You know the sensations a familiar record will evoke. But with new music your responses are unpredictable and sometimes unexpected & take you where you may never have been before. I like that. I like this too. Thanks Lttle Phnx for these “four intimate moments where time refracts off of the precious walls.”

‘Machine Love’ is an ice-cool collaboration between former Christchurch sonic explorer Mark Roberts as We Are Temporary and fellow Christchurch electronica artist (and PopLib favourite) Misfit Mod.

It is the lead single off a new We Are Temporary album called “Gemini” (due late 2014 on Stars & Letters).

Misfit Mod (Sarah Kelleher) contributed the lyrics and vocals. While Sarah as Misfit Mod usually operates in a minimalist electronica setting where the vocals are the human heart of the song, “Machine Love” turns up the volume, intensity and sonic distractions to stadium-filling levels. Despite the churn that voice still manages to shine through the thundering pulse and clatter of machinery, calm at the centre of the storm, with its perfect melancholic soul intact.

MOPPY

Day 14 of the NZ Music Month daily NZ music madness is ‘Wellsford Video’ from the dark imagination of Auckland sound-charmer MOPPY.

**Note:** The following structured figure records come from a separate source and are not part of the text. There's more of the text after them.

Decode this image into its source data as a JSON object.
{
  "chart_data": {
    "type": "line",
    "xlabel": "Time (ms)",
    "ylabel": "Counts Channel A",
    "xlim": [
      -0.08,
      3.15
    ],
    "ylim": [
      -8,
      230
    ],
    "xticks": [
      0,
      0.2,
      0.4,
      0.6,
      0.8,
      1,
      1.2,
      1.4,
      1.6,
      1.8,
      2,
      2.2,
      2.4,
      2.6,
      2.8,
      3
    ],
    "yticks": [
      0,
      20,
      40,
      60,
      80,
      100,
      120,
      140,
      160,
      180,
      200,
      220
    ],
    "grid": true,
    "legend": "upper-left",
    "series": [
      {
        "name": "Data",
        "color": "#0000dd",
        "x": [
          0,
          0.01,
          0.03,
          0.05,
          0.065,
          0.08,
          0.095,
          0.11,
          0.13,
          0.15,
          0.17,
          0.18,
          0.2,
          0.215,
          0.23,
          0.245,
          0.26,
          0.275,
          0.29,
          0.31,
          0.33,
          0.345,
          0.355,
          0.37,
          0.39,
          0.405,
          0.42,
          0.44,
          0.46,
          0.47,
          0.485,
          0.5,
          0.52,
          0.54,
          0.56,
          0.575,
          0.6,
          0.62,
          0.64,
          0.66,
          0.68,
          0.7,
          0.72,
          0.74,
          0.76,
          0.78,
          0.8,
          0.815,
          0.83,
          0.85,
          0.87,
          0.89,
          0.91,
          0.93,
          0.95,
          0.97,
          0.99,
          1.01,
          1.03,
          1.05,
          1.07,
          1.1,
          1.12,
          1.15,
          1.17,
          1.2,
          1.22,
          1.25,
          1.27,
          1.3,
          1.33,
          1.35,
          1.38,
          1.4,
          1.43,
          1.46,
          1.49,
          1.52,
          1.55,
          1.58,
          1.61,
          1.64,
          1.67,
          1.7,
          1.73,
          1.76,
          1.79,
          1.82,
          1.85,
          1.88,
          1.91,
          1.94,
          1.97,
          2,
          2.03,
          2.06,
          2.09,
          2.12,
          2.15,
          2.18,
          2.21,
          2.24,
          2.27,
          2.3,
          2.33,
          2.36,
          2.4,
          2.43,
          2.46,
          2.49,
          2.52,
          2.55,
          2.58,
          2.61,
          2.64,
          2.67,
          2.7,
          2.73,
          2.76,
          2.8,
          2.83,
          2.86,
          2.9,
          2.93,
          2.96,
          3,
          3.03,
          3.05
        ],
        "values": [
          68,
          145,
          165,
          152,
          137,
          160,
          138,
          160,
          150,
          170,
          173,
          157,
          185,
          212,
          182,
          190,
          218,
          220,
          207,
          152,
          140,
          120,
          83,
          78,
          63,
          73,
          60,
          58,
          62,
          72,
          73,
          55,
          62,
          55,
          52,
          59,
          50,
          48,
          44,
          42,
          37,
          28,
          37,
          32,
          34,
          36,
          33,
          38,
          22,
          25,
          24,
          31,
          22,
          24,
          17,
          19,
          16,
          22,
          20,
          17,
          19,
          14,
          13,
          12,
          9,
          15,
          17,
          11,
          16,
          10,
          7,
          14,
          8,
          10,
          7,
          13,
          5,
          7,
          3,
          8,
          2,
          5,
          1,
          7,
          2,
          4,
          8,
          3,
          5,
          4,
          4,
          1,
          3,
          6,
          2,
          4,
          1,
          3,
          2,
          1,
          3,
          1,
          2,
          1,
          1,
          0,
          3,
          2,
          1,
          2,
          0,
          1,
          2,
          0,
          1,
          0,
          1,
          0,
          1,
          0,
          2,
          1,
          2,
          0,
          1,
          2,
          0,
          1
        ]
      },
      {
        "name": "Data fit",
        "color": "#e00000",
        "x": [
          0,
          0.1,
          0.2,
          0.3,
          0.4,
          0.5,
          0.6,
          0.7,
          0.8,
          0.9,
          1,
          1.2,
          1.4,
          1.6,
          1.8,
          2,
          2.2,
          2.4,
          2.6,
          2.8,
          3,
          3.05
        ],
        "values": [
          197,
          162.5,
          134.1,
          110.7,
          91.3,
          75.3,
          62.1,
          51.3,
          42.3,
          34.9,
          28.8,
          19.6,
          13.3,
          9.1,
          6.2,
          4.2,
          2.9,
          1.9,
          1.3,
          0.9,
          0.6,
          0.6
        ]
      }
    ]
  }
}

This from Muzai Records Bandcamp page: “Moppy (a.k.a Thom Burton) produces wonders of glitch and IDM that take their cues from the ambient works of Chris Morris and the soundtrack to television classic Jaaaaam. Cultivated through a period of fasting in a tin-foil hat, with a brief period of time working with Cute Banana (who appeared on the single “Big Bad Wolf” from his first album, Mokai), Seconds is more than mere electronic music and EDM.”

No idea what any of that actually means sorry but I do like this Moppy album. ‘Seconds’ reminds me in places of early Eno (eg: Music for Films) and Boards of Canada and in other places of the experimental side of Broadcast. But there’s also a lot of musique-concrete & avant-garde sound manipulation going on here too which means it is hard to pin it down to being any one thing.

It’s all very exotic yet accessible while also being fresh & a little challenging. Which pretty much sums up the modus operandi of Muzai Records really.